In the 1890s, a dialogical exchange of ideas of people and cultures started with Tāmati Ranapiri, a Māori scholar of Aotearoa New Zealand, and Elsdon Best, an Anglo-New Zealand ethnographer. Their exchange of letters, in Māori and English, impacted profoundly on the nascent discipline of sociology, and the spirit of the gift in rituals of gift exchange. This paper traces an extraordinary cross-cultural Pacific-Europe dialogue that led to Māori concepts of reciprocity being enshrined by French sociologist Marcel Mauss. According to Mauss’s sociology, exchange theory and gift exchange present themselves in the form of a set of propositions: that a gift economy is animated by hau ‘the spirit of the gift’; that exchange is a fundamental social system; that gift exchange is a prior economic system; the effect of the spirit of the gift creates an indissoluble bond between persons engaged in the exchange; and that it was Anglo-Western societies who were responsible for the separation of persons and things.
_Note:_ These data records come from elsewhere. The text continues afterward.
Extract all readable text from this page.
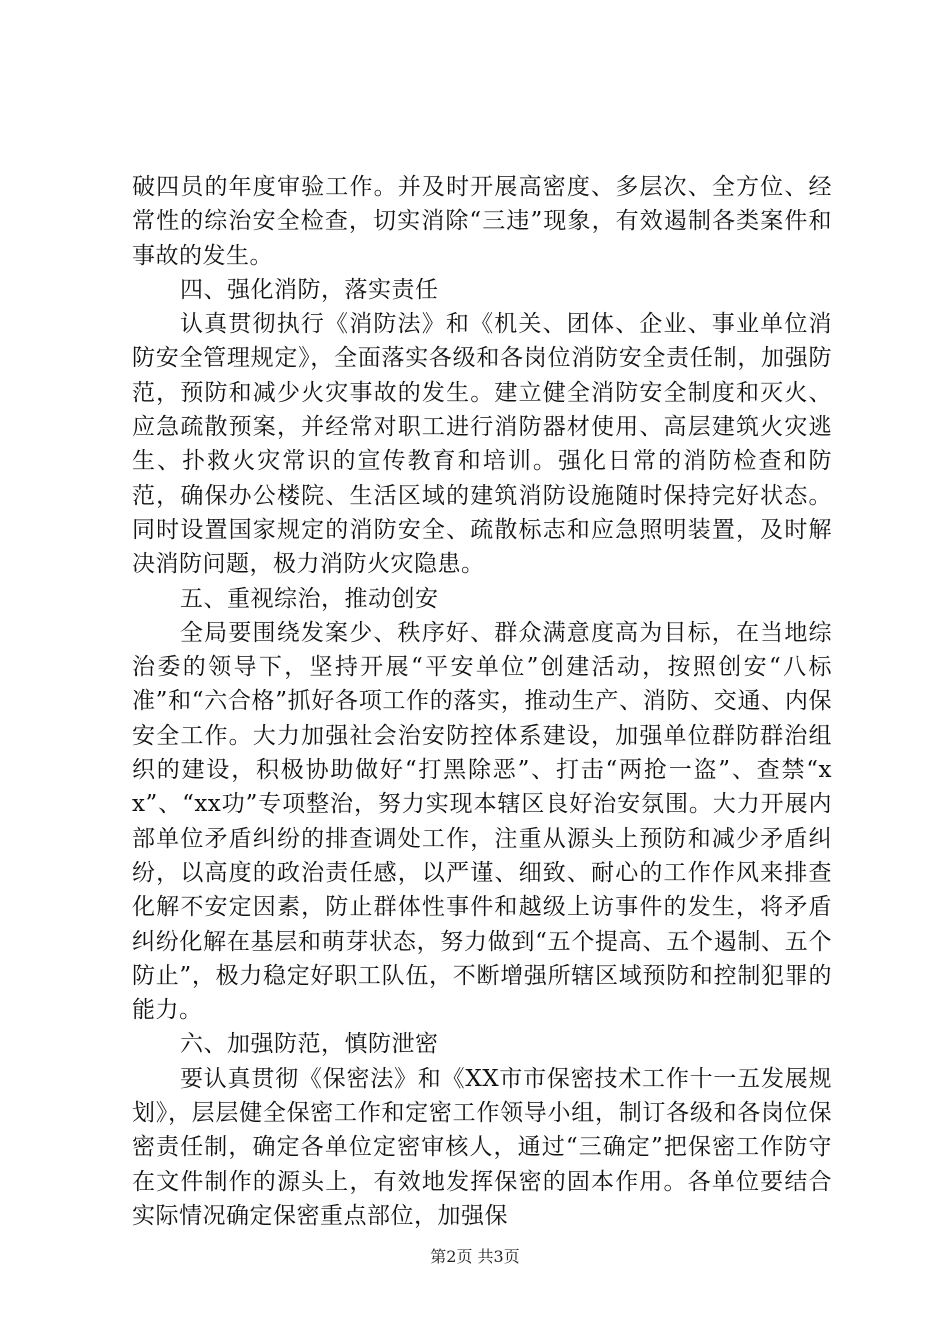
破四员的年度审验工作。并及时开展高密度、多层次、全方位、经常性的综治安全检查，切实消除“三违”现象，有效遏制各类案件和事故的发生。

四、强化消防，落实责任

认真贯彻执行《消防法》和《机关、团体、企业、事业单位消防安全管理规定》，全面落实各级和各岗位消防安全责任制，加强防范，预防和减少火灾事故的发生。建立健全消防安全制度和灭火、应急疏散预案，并经常对职工进行消防器材使用、高层建筑火灾逃生、扑救火灾常识的宣传教育和培训。强化日常的消防检查和防范，确保办公楼院、生活区域的建筑消防设施随时保持完好状态。同时设置国家规定的消防安全、疏散标志和应急照明装置，及时解决消防问题，极力消防火灾隐患。

五、重视综治，推动创安

全局要围绕发案少、秩序好、群众满意度高为目标，在当地综治委的领导下，坚持开展“平安单位”创建活动，按照创安“八标准”和“六合格”抓好各项工作的落实，推动生产、消防、交通、内保安全工作。大力加强社会治安防控体系建设，加强单位群防群治组织的建设，积极协助做好“打黑除恶”、打击“两抢一盗”、查禁“xx”、“xx功”专项整治，努力实现本辖区良好治安氛围。大力开展内部单位矛盾纠纷的排查调处工作，注重从源头上预防和减少矛盾纠纷，以高度的政治责任感，以严谨、细致、耐心的工作作风来排查化解不安定因素，防止群体性事件和越级上访事件的发生，将矛盾纠纷化解在基层和萌芽状态，努力做到“五个提高、五个遏制、五个防止”，极力稳定好职工队伍，不断增强所辖区域预防和控制犯罪的能力。

六、加强防范，慎防泄密

要认真贯彻《保密法》和《XX市市保密技术工作十一五发展规划》，层层健全保密工作和定密工作领导小组，制订各级和各岗位保密责任制，确定各单位定密审核人，通过“三确定”把保密工作防守在文件制作的源头上，有效地发挥保密的固本作用。各单位要结合实际情况确定保密重点部位，加强保

第2页 共3页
The propositions are particularly informed by Māori thinking as articulated by Ranapiri, whose texts reflect the metaphysics of a spiritual world of the South Pacific Islands. By returning to the primary sources in Māori language, I find Best both mistranslated and misinterpreted the hermeneutics of Ranapiri. In effect, Best reduced Māori metaphysics to a secular materialist’s explanation, thus reflecting his Anglo-world view more than that of Māori. Ultimately, Ranapiri articulates a Māori notion of economy described elsewhere as an economy of mana, or economy of affection, which exists to maintain the four well-beings of Māori and the Pacific—spiritual, environmental, kinship and economic.